The biggest obstacle to calculating desired number of samples for the cod RNA sequencing is choosing a coefficient of variation (\(\sigma\)), which is a parameter we would normally need RNA Seq data to estimate. The package authors provide estimates of \(\sigma\) values for several taxa, the closest to code being zebrafish. They calculate \(\sigma_{90}\) values for each sample (i.e., the value such that 90% of the genes have a smaller variation). Values for the zebrafish are 0.19 and 0.26, and human samples range from 0.32 to 0.74 with a median of 0.43 – the suggested default values in the edgeR user guide of 0.1 and 0.4 for inbred animal and human studies, in the case where no replicates are available. (Hart et al. 2013). We’ll calculate necessary sample size for a range of coefficient of variation values.
We will also use Hart et al.’s recommended depth of 20.
The third important parameter is “effect,” or the minimum change in expression between groups that we want/will be able to detect.
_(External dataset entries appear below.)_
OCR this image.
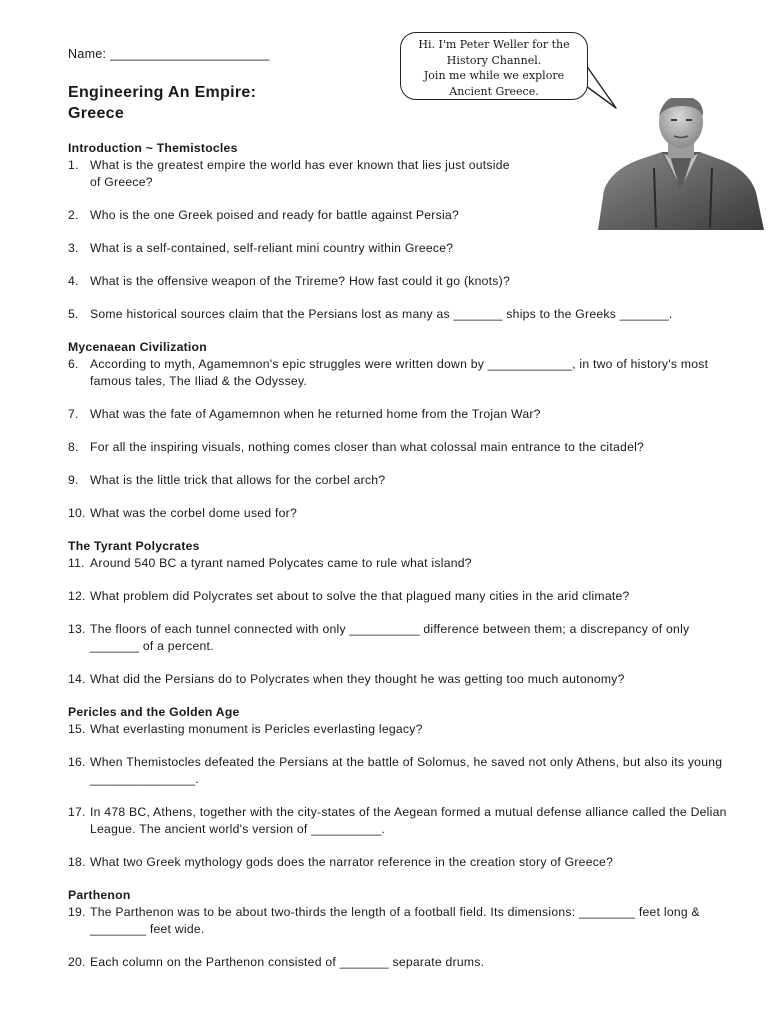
Name: ______________________
Engineering An Empire:
Greece
Hi. I'm Peter Weller for the
History Channel.
Join me while we explore
Ancient Greece.
Introduction ~ Themistocles
1. What is the greatest empire the world has ever known that lies just outside of Greece?
2. Who is the one Greek poised and ready for battle against Persia?
3. What is a self-contained, self-reliant mini country within Greece?
4. What is the offensive weapon of the Trireme? How fast could it go (knots)?
5. Some historical sources claim that the Persians lost as many as _______ ships to the Greeks _______.
Mycenaean Civilization
6. According to myth, Agamemnon's epic struggles were written down by ____________, in two of history's most famous tales, The Iliad & the Odyssey.
7. What was the fate of Agamemnon when he returned home from the Trojan War?
8. For all the inspiring visuals, nothing comes closer than what colossal main entrance to the citadel?
9. What is the little trick that allows for the corbel arch?
10. What was the corbel dome used for?
The Tyrant Polycrates
11. Around 540 BC a tyrant named Polycates came to rule what island?
12. What problem did Polycrates set about to solve the that plagued many cities in the arid climate?
13. The floors of each tunnel connected with only __________ difference between them; a discrepancy of only _______ of a percent.
14. What did the Persians do to Polycrates when they thought he was getting too much autonomy?
Pericles and the Golden Age
15. What everlasting monument is Pericles everlasting legacy?
16. When Themistocles defeated the Persians at the battle of Solomus, he saved not only Athens, but also its young _______________.
17. In 478 BC, Athens, together with the city-states of the Aegean formed a mutual defense alliance called the Delian League. The ancient world's version of __________.
18. What two Greek mythology gods does the narrator reference in the creation story of Greece?
Parthenon
19. The Parthenon was to be about two-thirds the length of a football field. Its dimensions: ________ feet long & ________ feet wide.
20. Each column on the Parthenon consisted of _______ separate drums.
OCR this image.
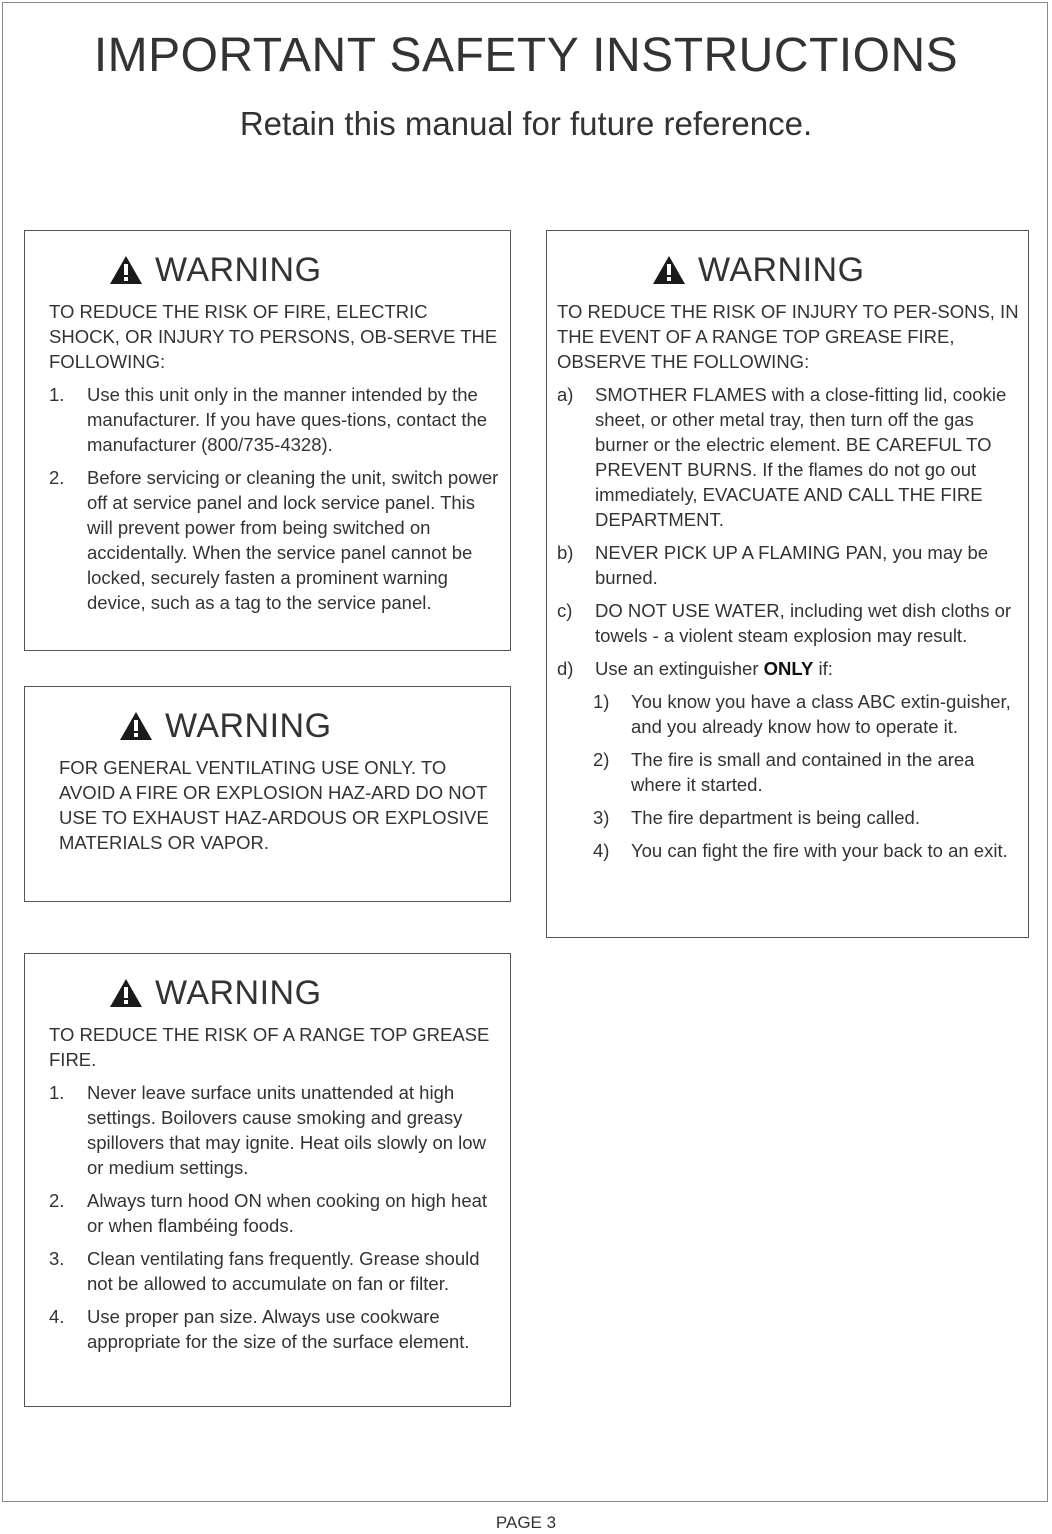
IMPORTANT SAFETY INSTRUCTIONS
Retain this manual for future reference.
WARNING
TO REDUCE THE RISK OF FIRE, ELECTRIC SHOCK, OR INJURY TO PERSONS, OB-SERVE THE FOLLOWING:
1.	Use this unit only in the manner intended by the manufacturer. If you have ques-tions, contact the manufacturer (800/735-4328).
2.	Before servicing or cleaning the unit, switch power off at service panel and lock service panel. This will prevent power from being switched on accidentally. When the service panel cannot be locked, securely fasten a prominent warning device, such as a tag to the service panel.
WARNING
FOR GENERAL VENTILATING USE ONLY. TO AVOID A FIRE OR EXPLOSION HAZ-ARD DO NOT USE TO EXHAUST HAZ-ARDOUS OR EXPLOSIVE MATERIALS OR VAPOR.
WARNING
TO REDUCE THE RISK OF A RANGE TOP GREASE FIRE.
1.	Never leave surface units unattended at high settings. Boilovers cause smoking and greasy spillovers that may ignite. Heat oils slowly on low or medium settings.
2.	Always turn hood ON when cooking on high heat or when flambéing foods.
3.	Clean ventilating fans frequently. Grease should not be allowed to accumulate on fan or filter.
4.	Use proper pan size. Always use cookware appropriate for the size of the surface element.
WARNING
TO REDUCE THE RISK OF INJURY TO PER-SONS, IN THE EVENT OF A RANGE TOP GREASE FIRE, OBSERVE THE FOLLOWING:
a)	SMOTHER FLAMES with a close-fitting lid, cookie sheet, or other metal tray, then turn off the gas burner or the electric element. BE CAREFUL TO PREVENT BURNS. If the flames do not go out immediately, EVACUATE AND CALL THE FIRE DEPARTMENT.
b)	NEVER PICK UP A FLAMING PAN, you may be burned.
c)	DO NOT USE WATER, including wet dish cloths or towels - a violent steam explosion may result.
d)	Use an extinguisher ONLY if:
1)	You know you have a class ABC extin-guisher, and you already know how to operate it.
2)	The fire is small and contained in the area where it started.
3)	The fire department is being called.
4)	You can fight the fire with your back to an exit.
PAGE 3
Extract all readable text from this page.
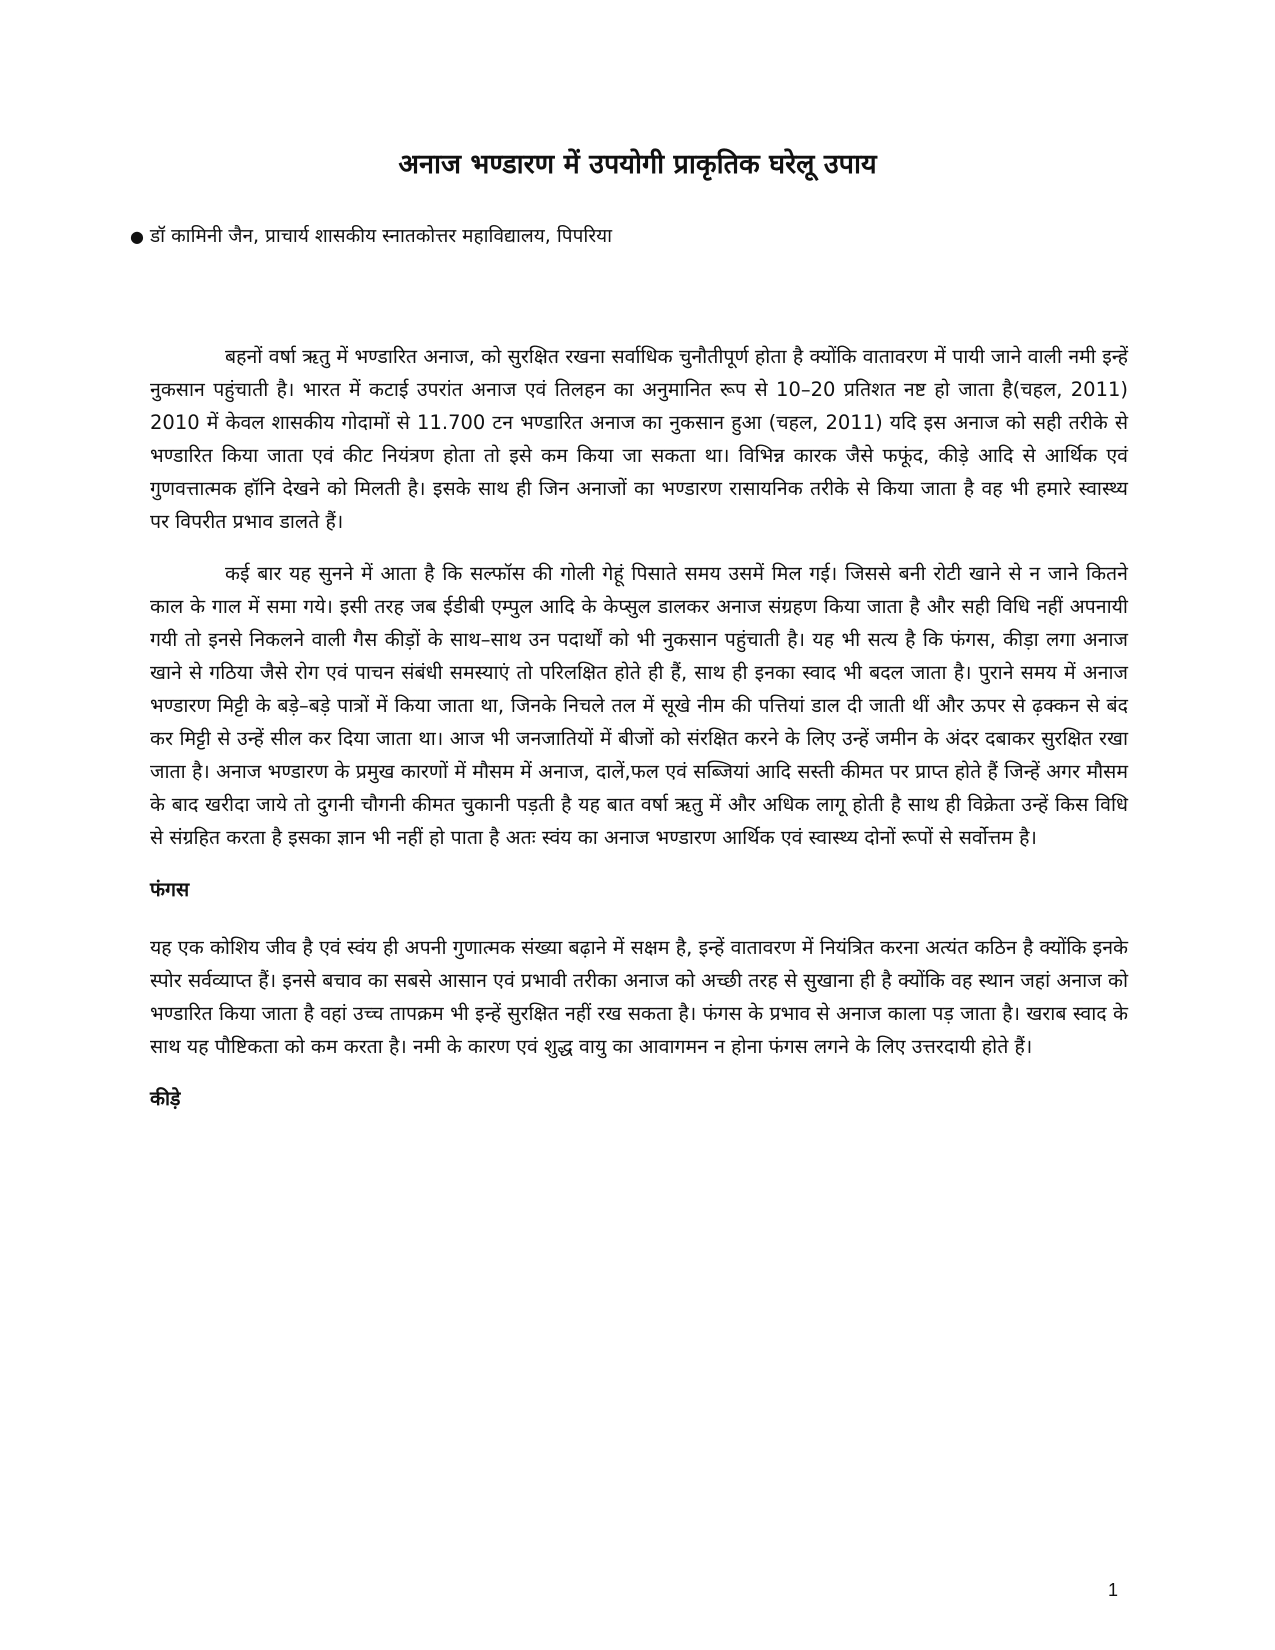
अनाज भण्डारण में उपयोगी प्राकृतिक घरेलू उपाय
● डॉ कामिनी जैन, प्राचार्य शासकीय स्नातकोत्तर महाविद्यालय, पिपरिया

बहनों वर्षा ऋतु में भण्डारित अनाज, को सुरक्षित रखना सर्वाधिक चुनौतीपूर्ण होता है क्योंकि वातावरण में पायी जाने वाली नमी इन्हें नुकसान पहुंचाती है। भारत में कटाई उपरांत अनाज एवं तिलहन का अनुमानित रूप से 10–20 प्रतिशत नष्ट हो जाता है(चहल, 2011) 2010 में केवल शासकीय गोदामों से 11.700 टन भण्डारित अनाज का नुकसान हुआ (चहल, 2011) यदि इस अनाज को सही तरीके से भण्डारित किया जाता एवं कीट नियंत्रण होता तो इसे कम किया जा सकता था। विभिन्न कारक जैसे फफूंद, कीड़े आदि से आर्थिक एवं गुणवत्तात्मक हॉनि देखने को मिलती है। इसके साथ ही जिन अनाजों का भण्डारण रासायनिक तरीके से किया जाता है वह भी हमारे स्वास्थ्य पर विपरीत प्रभाव डालते हैं।

कई बार यह सुनने में आता है कि सल्फॉस की गोली गेहूं पिसाते समय उसमें मिल गई। जिससे बनी रोटी खाने से न जाने कितने काल के गाल में समा गये। इसी तरह जब ईडीबी एम्पुल आदि के केप्सुल डालकर अनाज संग्रहण किया जाता है और सही विधि नहीं अपनायी गयी तो इनसे निकलने वाली गैस कीड़ों के साथ–साथ उन पदार्थों को भी नुकसान पहुंचाती है। यह भी सत्य है कि फंगस, कीड़ा लगा अनाज खाने से गठिया जैसे रोग एवं पाचन संबंधी समस्याएं तो परिलक्षित होते ही हैं, साथ ही इनका स्वाद भी बदल जाता है। पुराने समय में अनाज भण्डारण मिट्टी के बड़े–बड़े पात्रों में किया जाता था, जिनके निचले तल में सूखे नीम की पत्तियां डाल दी जाती थीं और ऊपर से ढ़क्कन से बंद कर मिट्टी से उन्हें सील कर दिया जाता था। आज भी जनजातियों में बीजों को संरक्षित करने के लिए उन्हें जमीन के अंदर दबाकर सुरक्षित रखा जाता है। अनाज भण्डारण के प्रमुख कारणों में मौसम में अनाज, दालें,फल एवं सब्जियां आदि सस्ती कीमत पर प्राप्त होते हैं जिन्हें अगर मौसम के बाद खरीदा जाये तो दुगनी चौगनी कीमत चुकानी पड़ती है यह बात वर्षा ऋतु में और अधिक लागू होती है साथ ही विक्रेता उन्हें किस विधि से संग्रहित करता है इसका ज्ञान भी नहीं हो पाता है अतः स्वंय का अनाज भण्डारण आर्थिक एवं स्वास्थ्य दोनों रूपों से सर्वोत्तम है।

फंगस

यह एक कोशिय जीव है एवं स्वंय ही अपनी गुणात्मक संख्या बढ़ाने में सक्षम है, इन्हें वातावरण में नियंत्रित करना अत्यंत कठिन है क्योंकि इनके स्पोर सर्वव्याप्त हैं। इनसे बचाव का सबसे आसान एवं प्रभावी तरीका अनाज को अच्छी तरह से सुखाना ही है क्योंकि वह स्थान जहां अनाज को भण्डारित किया जाता है वहां उच्च तापक्रम भी इन्हें सुरक्षित नहीं रख सकता है। फंगस के प्रभाव से अनाज काला पड़ जाता है। खराब स्वाद के साथ यह पौष्टिकता को कम करता है। नमी के कारण एवं शुद्ध वायु का आवागमन न होना फंगस लगने के लिए उत्तरदायी होते हैं।

कीड़े
1
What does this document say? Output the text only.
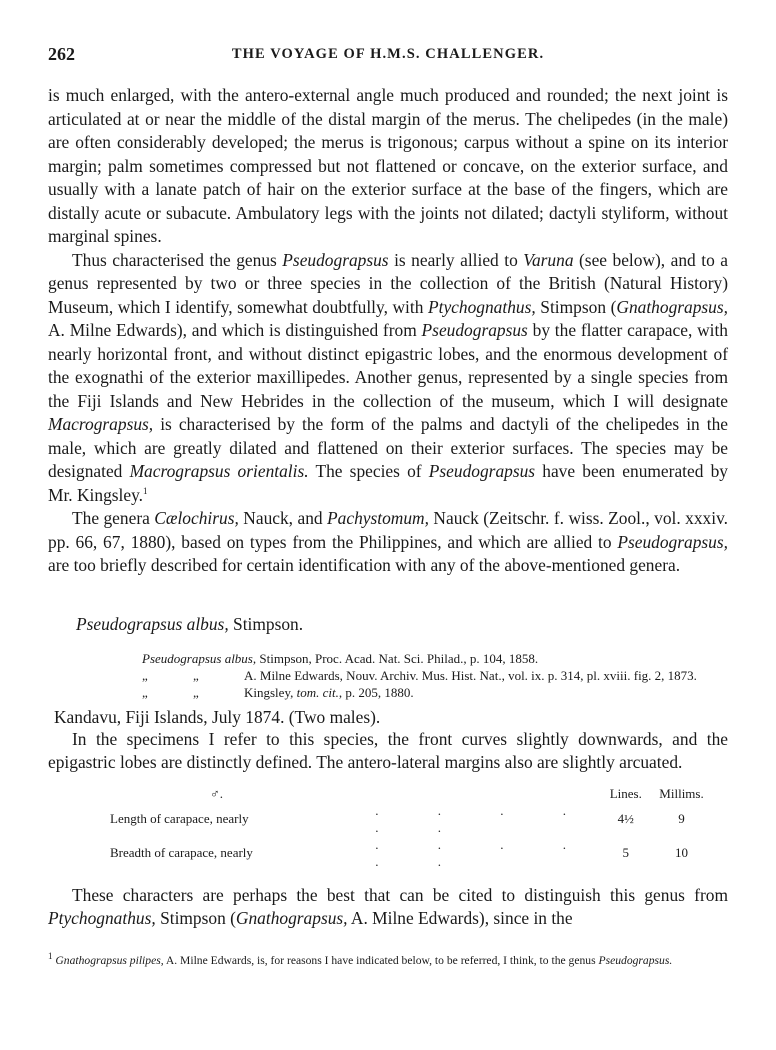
262	THE VOYAGE OF H.M.S. CHALLENGER.

is much enlarged, with the antero-external angle much produced and rounded; the next joint is articulated at or near the middle of the distal margin of the merus. The chelipedes (in the male) are often considerably developed; the merus is trigonous; carpus without a spine on its interior margin; palm sometimes compressed but not flattened or concave, on the exterior surface, and usually with a lanate patch of hair on the exterior surface at the base of the fingers, which are distally acute or subacute. Ambulatory legs with the joints not dilated; dactyli styliform, without marginal spines.

Thus characterised the genus Pseudograpsus is nearly allied to Varuna (see below), and to a genus represented by two or three species in the collection of the British (Natural History) Museum, which I identify, somewhat doubtfully, with Ptychognathus, Stimpson (Gnathograpsus, A. Milne Edwards), and which is distinguished from Pseudograpsus by the flatter carapace, with nearly horizontal front, and without distinct epigastric lobes, and the enormous development of the exognathi of the exterior maxillipedes. Another genus, represented by a single species from the Fiji Islands and New Hebrides in the collection of the museum, which I will designate Macrograpsus, is characterised by the form of the palms and dactyli of the chelipedes in the male, which are greatly dilated and flattened on their exterior surfaces. The species may be designated Macrograpsus orientalis. The species of Pseudograpsus have been enumerated by Mr. Kingsley.$^1$

The genera Cælochirus, Nauck, and Pachystomum, Nauck (Zeitschr. f. wiss. Zool., vol. xxxiv. pp. 66, 67, 1880), based on types from the Philippines, and which are allied to Pseudograpsus, are too briefly described for certain identification with any of the above-mentioned genera.

Pseudograpsus albus, Stimpson.
Pseudograpsus albus, Stimpson, Proc. Acad. Nat. Sci. Philad., p. 104, 1858.
„	„	A. Milne Edwards, Nouv. Archiv. Mus. Hist. Nat., vol. ix. p. 314, pl. xviii. fig. 2, 1873.
„	„	Kingsley, tom. cit., p. 205, 1880.
Kandavu, Fiji Islands, July 1874. (Two males).

In the specimens I refer to this species, the front curves slightly downwards, and the epigastric lobes are distinctly defined. The antero-lateral margins also are slightly arcuated.

♂.		Lines.	Millims.
Length of carapace, nearly	. . . . . .	4½	9
Breadth of carapace, nearly	. . . . . .	5	10

These characters are perhaps the best that can be cited to distinguish this genus from Ptychognathus, Stimpson (Gnathograpsus, A. Milne Edwards), since in the

$^1$ Gnathograpsus pilipes, A. Milne Edwards, is, for reasons I have indicated below, to be referred, I think, to the genus Pseudograpsus.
We’ll test a range of values for detectable expression, to see what our options are.
For the final two parameters, significance level (alpha) and power, we’ll use the standard values 0.05 and 0.9.
rnapower(depth=20, cv=c(0.1, 0.15, 0.2, 0.25, 0.3, 0.35, 0.4), effect=c(1.25, 1.5, 1.75, 2), alpha=0.05, power=0.9)
## 1.25 1.5 1.75 2
## 0.1 25.32263 7.669561 4.026220 2.624379
## 0.15 30.59818 9.267386 4.865016 3.171125
## 0.2 37.98394 11.504341 6.039331 3.936568
## 0.25 47.47993 14.380426 7.549163 4.920710
## 0.3 59.08613 17.895642 9.394514 6.123551
## 0.35 72.80256 22.049987 11.575384 7.545089
## 0.4 88.62920 26.843463 14.091771 9.185326
This output table shows the sample size needed for a given detectable expression and coefficient of variation. For example, if we assume cod will have a coefficient of variation similar to the zebrafish of 0.2 and we want to detect a 25% change in expression (expression=1.25), we would need a sample size of 38.
We can also try changing depth to see how that would affect necessary sample size
rnapower(depth=100, cv=c(0.1, 0.15, 0.2, 0.25, 0.3, 0.35, 0.4), effect=c(1.25, 1.5, 1.75, 2), alpha=0.05, power=0.9)
## 1.25 1.5 1.75 2
## 0.1 8.440876 2.556520 1.342073 0.874793
## 0.15 13.716424 4.154345 2.180869 1.421539
## 0.2 21.102190 6.391301 3.355184 2.186982
## 0.25 30.598176 9.267386 4.865016 3.171125
## 0.3 42.204381 12.782601 6.710367 4.373965
## 0.35 55.920805 16.936947 8.891237 5.795503
## 0.4 71.747447 21.730422 11.407625 7.435740
Citations: Hart SN, Therneau TM, Zhang Y, Poland GA, Kocher JP. Calculating sample size estimates for RNA sequencing data. J Comput Biol. 2013 Dec;20(12):970-8. doi: 10.1089/cmb.2012.0283. Epub 2013 Aug 20. PMID: 23961961; PMCID: PMC3842884.